Jules Verne

Celui-ci était donc de retour à Roustchouk?

L'angoisse mortelle que cette complication lui fit éprouver n'ébranla pas la résolution de Ladko: Il avait fait d'avance à la patrie le sacrifice de sa vie. Il saurait aussi, s'il le fallait, lui sacrifier plus encore: son bonheur mille fois plus précieux. Au bruit du coup de feu, il s'était laissé tomber au fond de l'embarcation. Mais ce n'était là qu'une ruse de guerre destinée à éviter une nouvelle attaque, et la détonation n'avait pas cessé de se répercuter dans la campagne, que sa main, appuyant plus lourdement sur l'aviron, poussait plus vite le bateau vers la ville roumaine de Giurgievo, dont les lumières commençaient à piquer la nuit grandissante.

Parvenu à destination, Ladko s'occupa activement de sa mission.

Il se mit en rapport avec les émissaires du Gouvernement du Tzar, les uns arrêtés à la frontière russe, certains fixés incognito à Budapest et à Vienne. Plusieurs chalands, chargés par ses soins d'armes et de munitions, descendirent le courant du Danube.

Fréquentes étaient les nouvelles qu'il recevait de Natcha, par des lettres envoyées au nom d'emprunt qu'il avait choisi, et portées en territoire roumain à la faveur de la nuit. Bonnes tout d'abord, ces nouvelles ne tardèrent pas à devenir plus inquiétantes. Ce n'est pas que Natcha prononçât le nom de Striga. Elle semblait même ignorer que le bandit fût revenu en Bulgarie, et Ladko commença à douter du bien-fondé de ses craintes. Par contre, il était certain que celui-ci avait été dénoncé aux autorités turques, puisque la police avait fait irruption dans sa demeure et s'était livrée à une perquisition, d'ailleurs sans résultat. Il ne devait donc pas se hâter de revenir en Bulgarie, car son retour eût été un véritable suicide. On connaissait son rôle, on le guettait, jour et nuit, et il ne pourrait se montrer en ville sans être arrêté au premier pas. Arrêté étant, chez les Turcs, synonyme d'exécuté, il fallait donc que Ladko s'abstint de reparaître, jusqu'au moment où la révolte serait ouvertement proclamée, sous peine d'attirer les pires malheurs sur lui-même et sur sa femme, que l'on n'avait jusqu'ici nullement inquiétée.

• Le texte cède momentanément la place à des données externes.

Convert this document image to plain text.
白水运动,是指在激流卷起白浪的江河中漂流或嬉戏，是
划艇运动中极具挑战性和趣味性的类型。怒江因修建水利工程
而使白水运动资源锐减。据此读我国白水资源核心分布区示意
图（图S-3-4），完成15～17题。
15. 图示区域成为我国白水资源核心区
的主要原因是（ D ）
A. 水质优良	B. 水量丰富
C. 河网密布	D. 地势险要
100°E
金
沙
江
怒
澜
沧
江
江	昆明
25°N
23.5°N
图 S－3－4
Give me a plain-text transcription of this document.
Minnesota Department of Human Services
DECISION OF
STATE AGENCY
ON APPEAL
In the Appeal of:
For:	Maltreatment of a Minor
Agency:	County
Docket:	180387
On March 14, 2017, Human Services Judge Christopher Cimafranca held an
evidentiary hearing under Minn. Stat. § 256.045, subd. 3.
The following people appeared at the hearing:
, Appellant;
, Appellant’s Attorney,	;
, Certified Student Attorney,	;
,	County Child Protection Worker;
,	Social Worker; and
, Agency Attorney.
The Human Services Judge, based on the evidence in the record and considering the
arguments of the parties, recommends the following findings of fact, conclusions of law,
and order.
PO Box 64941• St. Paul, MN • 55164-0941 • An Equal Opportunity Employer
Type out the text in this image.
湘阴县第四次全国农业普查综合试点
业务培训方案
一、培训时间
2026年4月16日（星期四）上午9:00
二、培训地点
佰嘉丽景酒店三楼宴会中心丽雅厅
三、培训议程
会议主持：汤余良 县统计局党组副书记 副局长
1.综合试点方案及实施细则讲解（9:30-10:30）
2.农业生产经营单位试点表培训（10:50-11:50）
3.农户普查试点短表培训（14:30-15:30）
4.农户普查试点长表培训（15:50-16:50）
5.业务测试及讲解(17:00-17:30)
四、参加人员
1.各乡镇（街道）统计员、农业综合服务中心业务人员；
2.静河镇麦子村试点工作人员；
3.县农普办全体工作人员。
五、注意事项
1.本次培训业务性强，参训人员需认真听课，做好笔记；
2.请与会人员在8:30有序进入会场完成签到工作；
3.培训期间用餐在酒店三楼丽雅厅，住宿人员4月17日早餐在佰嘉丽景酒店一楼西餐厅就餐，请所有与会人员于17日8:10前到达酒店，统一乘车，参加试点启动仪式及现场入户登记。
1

Ce moment ne tarda pas à arriver. La Bulgarie se souleva au mois de mai, trop prématurément au gré du pilote qui augurait mal de cette précipitation.

Quelle que fût son opinion à cet égard, il devait courir au secours de son pays. Le train l'amena à Zombor, la dernière ville hongroise, proche du Danube, qui fût alors desservie par le chemin de fer. Là, il s'embarquerait et n'aurait plus qu'à s'abandonner au courant.

Les nouvelles qu'il trouva à Zombor le forcèrent à interrompre son voyage. Ses craintes n'étaient que trop justifiées. La révolution bulgare était écrasée dans l'oeuf. Déjà la Turquie concentrait des troupes nombreuses dans un vaste triangle dont Roustchouk, Widdin et Sofia formaient les sommets, et sa main de fer s'appesantissait plus lourdement sur ces malheureuses contrées. Ladko dut revenir en arrière et retourner attendre de meilleurs jours dans la petite ville où il avait fixé sa résidence.

Les lettres de Natcha, qu'il y reçut bientôt, lui démontrèrent l'impossibilité de prendre un autre parti. Sa maison était surveillée plus que jamais, à ce point que Natcha devait se considérer comme virtuellement prisonnière; plus que jamais on le guettait, et il lui fallait, dans l'intérêt commun, s'abstenir soigneusement de toute démarche imprudente.

Ladko rongea donc son frein dans l'inaction, les envois d'armes ayant été forcément supprimés depuis l'avortement de la révolte et la concentration des troupes turques sur les rives du fleuve. Mais cette attente, déjà pénible par elle-même, lui devint tout à fait intolérable, quand, vers la fin du mois de juin, il cessa de recevoir aucune nouvelle de sa chère Natcha.

Il ne savait que penser, et ses inquiétudes devinrent de torturantes angoisses à mesure que le temps s'écoula. Il était, en effet, en droit de tout craindre. Le 1er juillet, la Serbie avait officiellement déclaré la guerre au Sultan, et, depuis lors, la région du Danube était sillonnée de troupes, dont le passage incessant s'accompagnait des plus terribles excès.